With that standard in mind, I find that a new trial is not warranted. Specifically, consistent with the defendants' request, I charged the jury of what is required in a principal/factor relationship and the duty of a factor to exercise ordinary care and diligence in his employment with regard to the handling and protection of the property entrusted to his care.  Further, the factor, "in the absence of any instructions to the contrary", has authority to sell on credit according to the general custom in the marketplace where these goods were sold.  In addition, at the request of the plaintiff, I instructed the jury on the elements that had to be proven by the plaintiff to recover on an "Account Stated" claim; specifically, that in order to recover under this theory the plaintiff was required to prove that "there was an agreement that the balance and all items of the account in question were correct with a promise, express or implied, that the plaintiff should receive and defendant would pay such balance".  Further, that "in order for the plaintiff to prove the existence of an Account Stated, the plaintiff need not show that the accounts were examined and approved by the defendant, but need only show circumstances showing a promise, express or implied, that the defendant agreed to the balance stated." Citing Greene v. Harris, 11 R.I. 5 (1874).

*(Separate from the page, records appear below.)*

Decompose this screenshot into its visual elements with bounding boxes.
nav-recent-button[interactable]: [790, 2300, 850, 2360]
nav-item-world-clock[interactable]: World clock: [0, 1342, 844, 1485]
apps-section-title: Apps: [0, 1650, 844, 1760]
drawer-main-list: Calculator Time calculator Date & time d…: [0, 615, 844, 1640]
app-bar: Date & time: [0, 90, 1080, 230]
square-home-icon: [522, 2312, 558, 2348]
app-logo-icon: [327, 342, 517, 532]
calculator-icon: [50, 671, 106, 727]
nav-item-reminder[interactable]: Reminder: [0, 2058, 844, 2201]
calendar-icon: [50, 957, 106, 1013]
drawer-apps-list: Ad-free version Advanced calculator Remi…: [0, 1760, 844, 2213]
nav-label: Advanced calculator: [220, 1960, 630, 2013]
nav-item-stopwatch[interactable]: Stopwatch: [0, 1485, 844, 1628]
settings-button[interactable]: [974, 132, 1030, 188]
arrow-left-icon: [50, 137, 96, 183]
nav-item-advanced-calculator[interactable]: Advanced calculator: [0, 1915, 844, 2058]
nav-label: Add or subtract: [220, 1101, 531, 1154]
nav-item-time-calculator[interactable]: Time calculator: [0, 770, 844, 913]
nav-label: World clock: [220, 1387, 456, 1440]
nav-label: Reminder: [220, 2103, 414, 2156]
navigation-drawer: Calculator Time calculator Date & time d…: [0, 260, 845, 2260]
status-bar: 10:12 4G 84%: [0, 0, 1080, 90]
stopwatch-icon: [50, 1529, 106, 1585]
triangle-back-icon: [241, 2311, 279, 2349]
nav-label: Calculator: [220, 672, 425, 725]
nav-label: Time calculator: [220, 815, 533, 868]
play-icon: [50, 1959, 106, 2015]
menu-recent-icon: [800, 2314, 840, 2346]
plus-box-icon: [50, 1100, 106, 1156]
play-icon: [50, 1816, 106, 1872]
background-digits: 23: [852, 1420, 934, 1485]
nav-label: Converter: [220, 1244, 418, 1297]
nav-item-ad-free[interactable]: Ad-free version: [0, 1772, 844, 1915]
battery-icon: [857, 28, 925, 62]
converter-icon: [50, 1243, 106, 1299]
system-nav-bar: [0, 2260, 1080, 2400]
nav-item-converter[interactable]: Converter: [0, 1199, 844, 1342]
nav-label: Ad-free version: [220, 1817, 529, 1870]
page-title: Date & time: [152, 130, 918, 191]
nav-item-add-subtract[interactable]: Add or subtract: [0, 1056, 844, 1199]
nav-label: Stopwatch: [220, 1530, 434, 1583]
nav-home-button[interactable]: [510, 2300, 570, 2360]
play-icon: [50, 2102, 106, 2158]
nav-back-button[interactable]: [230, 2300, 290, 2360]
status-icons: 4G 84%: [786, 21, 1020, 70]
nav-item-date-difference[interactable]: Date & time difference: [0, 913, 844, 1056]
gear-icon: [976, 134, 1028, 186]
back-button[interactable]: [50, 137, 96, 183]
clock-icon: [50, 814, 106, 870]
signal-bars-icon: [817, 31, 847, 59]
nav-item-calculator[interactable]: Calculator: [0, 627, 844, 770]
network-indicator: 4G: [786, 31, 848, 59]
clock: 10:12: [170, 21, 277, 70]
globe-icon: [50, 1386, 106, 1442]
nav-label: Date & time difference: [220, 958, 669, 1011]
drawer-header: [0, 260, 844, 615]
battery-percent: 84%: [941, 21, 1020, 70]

Mr. Barbosa testified that he gave to the defendants, at separate times, jewelry to sell.  The defendants would receive 25% of the monies received and not be required to put any money up front for the merchandise.  He testified that on February 23, 1993, he showed a balance to the defendant Silveira of $27,651.22; that Silveira and Mendes, the co-defendant, "never questioned the balance" and, indeed, made payments to the extent of reducing the $27,651.22 balance to $10,552.75, which was the amount sought in the lawsuit.  He further testified that his oral agreement with the defendants was to either sell the jewelry or they would bring it back and that they should not give credit over $2,000.00.
The defendants deny such an agreement existed and further denied being told of the existence of the $27,651.22 balance in February 1993 and, more particularly, of agreeing to pay.  Silveira testified that, yes, he made significant payments on the balance owed but stopped after March 1995 when he was called a "stealer" by plaintiff's son.
It is obvious that the defendants did not take the jewelry for their own use and not pay.  Rather, I find the defendants did deliver the jewelry to others, on credit.  There is no proof of any one item being sold where the credit amount exceeded $2,000.00, as prohibited by the plaintiff.  Nonetheless, the evidence supports the conclusion that some who received the jewelry did not pay, over the time allowed, the full purchase price to the extent both plaintiff and defendants suffered a loss.  The issue, however, is did the plaintiff prove the Account Stated claim?  The jury chose to believe Mr. Barbosa, whom the Court also found to be a credible witness when he testified about telling defendants of the balance due and of receiving payments until March 1995.  Although I was more impressed with the candor, demeanor and credibility of Mr. Silveira, I cannot say that the jury was wrong in inferring that since he continued to make payments until the conversation with the son without questioning the amount, the elements of the claim of "Account Stated" were proven by the fair preponderance of the evidence and, consequently, the defendants' Motion for New Trial must be denied.
Counsel for plaintiff shall prepare a Judgment consistent with this decision.